The Narendra Modi government's optimism for higher growth in FY19 stemmed from the fact that the Gross Domestic Product (GDP) registered nearly two-year high of 7.7 per cent upswing in the fourth quarter (Jan-March, 2018) of last fiscal and it expected the momentum to continue. The government was partly right as the first quarter (April-June, 2018) GDP clipped at a healthy 8.2 per cent which was later revised down to 8 per cent, still a higher reading.
But GDP growth in second quarter (July-Sept) fell to 7 per cent growth, forcing the government to cut the full-year forecast 7.2 per cent. With third quarter (Oct-Dec) growth falling further down to 6.6 per cent, it had to cut the forecast further down to 7 per cent, the lowest upswing in the past five years.
Going by the signals from the ground however, it will not be easy for the economy to keep its growth pace at that level also. No surprise if it falls below seven per cent level this fiscal. For instance, data from CSO (Central Statistics Office) showed that agriculture growth slowed down to 2.3 per cent in Q3FY19 from 4.2 per cent in Q2 and 4.6 per cent Q1.
That's is a clear indication that farm sector's growth has been on a steady decline and it may continue in Q4 (Jan-March, 2019) period too. That means rural economy is under stress now. Manufacturing sector is also not in good stead while consumer spending fell to 8.4 per cent Q3 from 9.9 per cent in the previous quarter. These are clear-cut signals that economy has hit a slow lane as the country gears up for General Elections 2019.
But the only encouraging take away from the GDP numbers is that at the Q3 expansion of 6.6 per cent, India is still world's fastest growing economy. In the same October-December, 2018 period, China's GDP witnessed 6.4 per cent, 0.2 per cent lower than that of India's. But the bottom line is that India, at 6.6 per cent GDP growth in Q3, has added just Rs 2.15 lakh crore to its economy (Rs 32.85 lakh crore to Rs 35 lakh crore).
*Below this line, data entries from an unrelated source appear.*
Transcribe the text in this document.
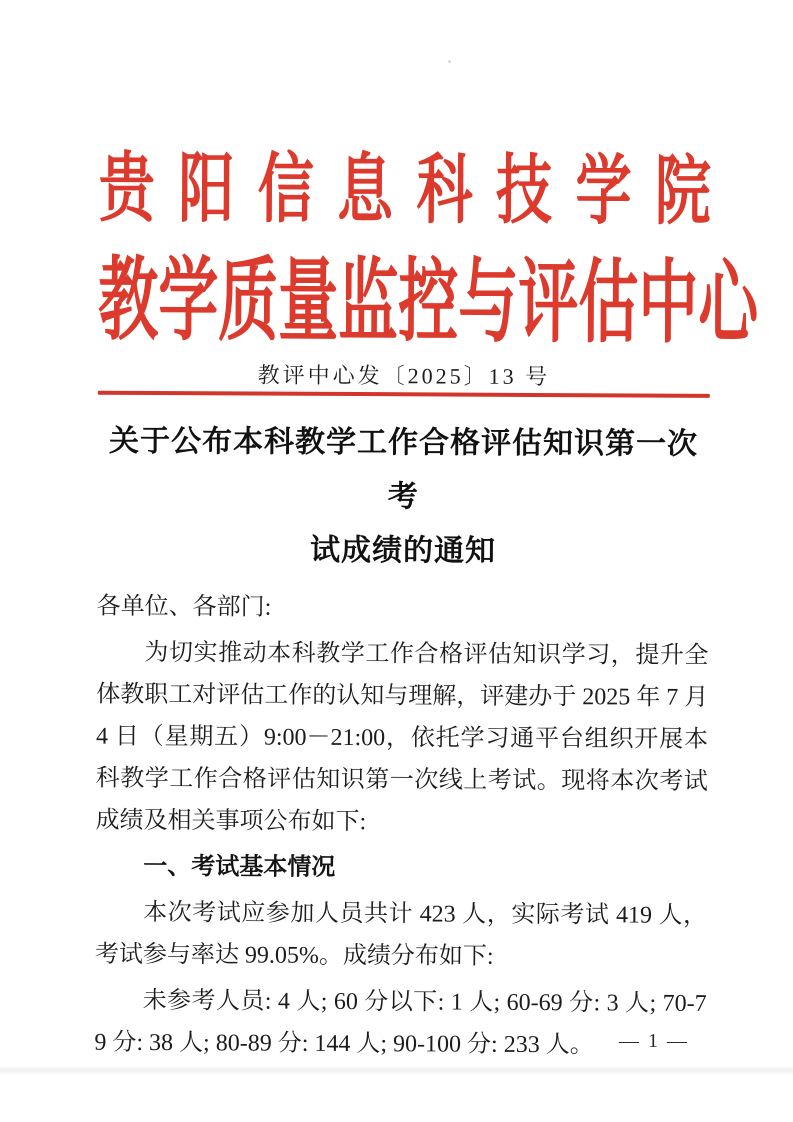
贵阳信息科技学院
教学质量监控与评估中心
教评中心发〔2025〕13 号
关于公布本科教学工作合格评估知识第一次考
试成绩的通知
各单位、各部门:

为切实推动本科教学工作合格评估知识学习，提升全体教职工对评估工作的认知与理解，评建办于 2025 年 7 月 4 日（星期五）9:00－21:00，依托学习通平台组织开展本科教学工作合格评估知识第一次线上考试。现将本次考试成绩及相关事项公布如下:

一、考试基本情况

本次考试应参加人员共计 423 人，实际考试 419 人，考试参与率达 99.05%。成绩分布如下:

未参考人员: 4 人; 60 分以下: 1 人; 60-69 分: 3 人; 70-79 分: 38 人; 80-89 分: 144 人; 90-100 分: 233 人。	— 1 —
If we take that as an average, India would have added Rs 8.6 lakh crore in 2018 calendar year. China, even at lower growth, added a whopping $1.18 trillion (Rs 83.2 lakh crore) to its economy ($13.25 trillion) in 2018. That is 10 times of what Indian economy would have added to its economy ($2.9 trillion) in the same period. So, there is no point in chest-thumping about our world's largest growing economy tag. And we need to remember that any slow-down in GDP is a bad signal for a developing economy like ours.